И Сашенька пообещала.
Тихону Николаевичу рассказала больше — тяжело болен Сережа. Про то, что пока слепой и не слышит, умолчала. И то, что раньше Сергея не знала, тоже не сказала. Так пока лучше будет.
О Сергее Тихону Николаевичу на следующий день рассказал все парторг завода.
Все знает про Сергея отец, да только про нее не знает. Есть кому правду сказать. Да разве скажет ее Степан Булыгин? Он даже исподволь и ребят-то заводских подготовил. Дескать, Серьга в надежных руках. Сестра, та самая строгая, что поперла их из больницы с водкой, — Сережкина залетка разлюбимая. Он, Степка, давно ее знал. Молчал только.
Ребята поверили.
Четыре недели над городом дождь. Набухла, напиталась влагой тайга. Стоит черная, неприветливая. Только сосны, словно бы отбелились под дождем, высвечивают чистым телом, да и хвоя у них стала зеленая-зеленая и серебряная по закраинкам.
Все эти четыре недели Тихону Николаевичу и Сашеньке приходилось выкручиваться. Нина Гавриловна не без основания требовала объяснений: почему до сих пор ее не допускают к Сергею, почему он сам ничего не напишет. Ведь если верить всем, кто навещает ее, у Сергея очень легкое ранение: вывих правой руки (мог бы написать матери левой), больна нога, небольшая контузия.

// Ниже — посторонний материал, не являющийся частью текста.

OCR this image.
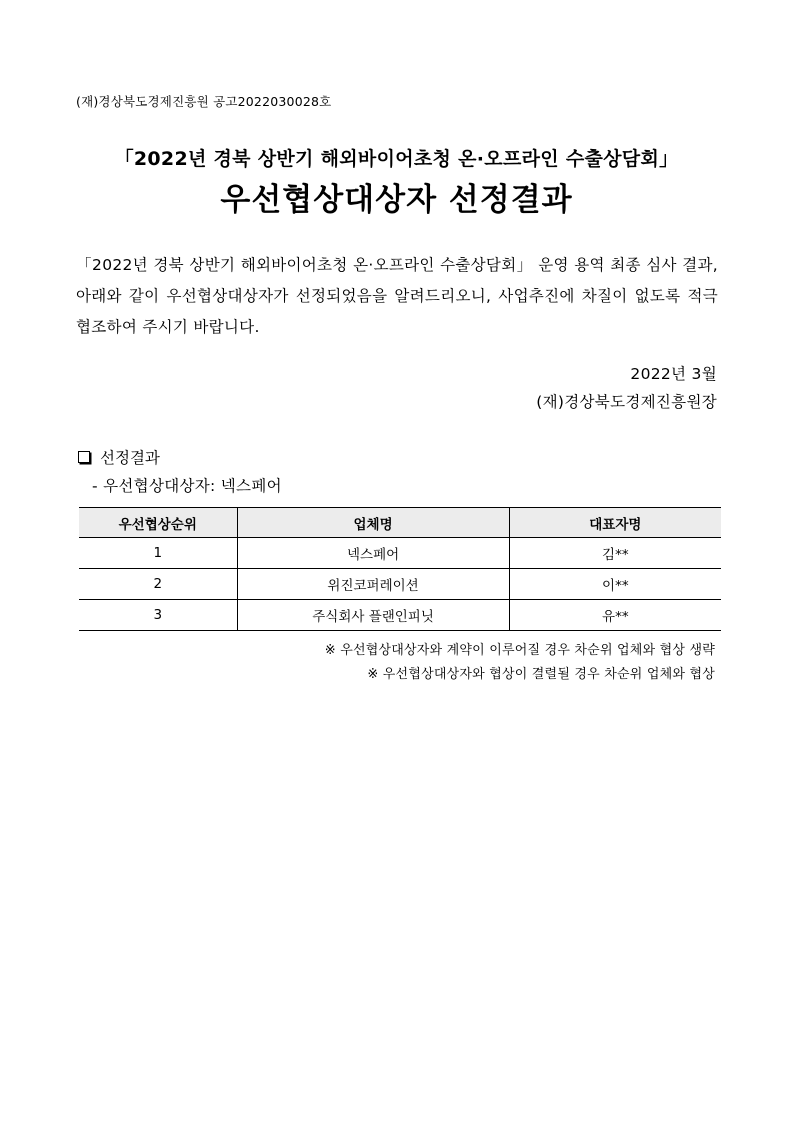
(재)경상북도경제진흥원 공고2022030028호
「2022년 경북 상반기 해외바이어초청 온·오프라인 수출상담회」
우선협상대상자 선정결과
「2022년 경북 상반기 해외바이어초청 온·오프라인 수출상담회」 운영 용역 최종 심사 결과, 아래와 같이 우선협상대상자가 선정되었음을 알려드리오니, 사업추진에 차질이 없도록 적극 협조하여 주시기 바랍니다.
2022년 3월
(재)경상북도경제진흥원장
선정결과
- 우선협상대상자: 넥스페어
우선협상순위	업체명	대표자명
1	넥스페어	김**
2	위진코퍼레이션	이**
3	주식회사 플랜인피닛	유**
※ 우선협상대상자와 계약이 이루어질 경우 차순위 업체와 협상 생략
※ 우선협상대상자와 협상이 결렬될 경우 차순위 업체와 협상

Она понимала, что ей не говорят всей правды, и боялась этого, и страшилась услышать что-нибудь другое о здоровье сына, кроме того, что знала.
В больнице один ответ:
— Ему нужен покой. Никаких волнений.
— Пожалуйста, могли бы и разрешить свидание.
— Но у них такой строгий профессор. Не разрешает.

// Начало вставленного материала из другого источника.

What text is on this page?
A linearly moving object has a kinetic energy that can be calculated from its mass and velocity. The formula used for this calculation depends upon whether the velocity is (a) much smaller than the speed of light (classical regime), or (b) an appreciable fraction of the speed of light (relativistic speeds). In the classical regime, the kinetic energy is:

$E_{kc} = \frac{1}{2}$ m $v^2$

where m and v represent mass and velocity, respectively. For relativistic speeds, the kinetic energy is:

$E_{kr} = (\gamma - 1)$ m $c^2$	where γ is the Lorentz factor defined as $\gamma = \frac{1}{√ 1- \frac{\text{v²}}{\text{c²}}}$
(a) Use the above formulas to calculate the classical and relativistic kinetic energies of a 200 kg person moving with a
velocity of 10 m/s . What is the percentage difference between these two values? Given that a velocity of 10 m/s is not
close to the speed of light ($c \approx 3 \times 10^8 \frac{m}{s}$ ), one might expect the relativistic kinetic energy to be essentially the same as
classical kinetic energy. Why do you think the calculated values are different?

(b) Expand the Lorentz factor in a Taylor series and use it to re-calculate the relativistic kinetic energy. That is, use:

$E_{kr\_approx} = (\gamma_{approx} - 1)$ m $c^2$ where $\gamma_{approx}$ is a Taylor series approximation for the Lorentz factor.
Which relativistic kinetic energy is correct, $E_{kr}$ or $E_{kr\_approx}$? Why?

«Нелюдь, — думала она о профессоре. — Тебя бы на мое место. Бессердечный человек. Ему ни в грош страдания матери».
Добивалась встречи с Губиным, хотела уговорить, разжалобить.
— У него нет времени на прием. Много больных. Занят.
«Бюрократ какой-то», — думала Нина Гавриловна и шумела на мужа:
— Потребуй, где хочешь потребуй, чтобы меня принял этот ваш мировой светляк.
— Сама ты светляк, — сердился Тихон Николаевич. — Нельзя, — значит, нельзя! Порядок должен везде быть, а в больницах особенно. Чего ты квохчешься? Я вон спокоен, а тоже не чужой ему — отец!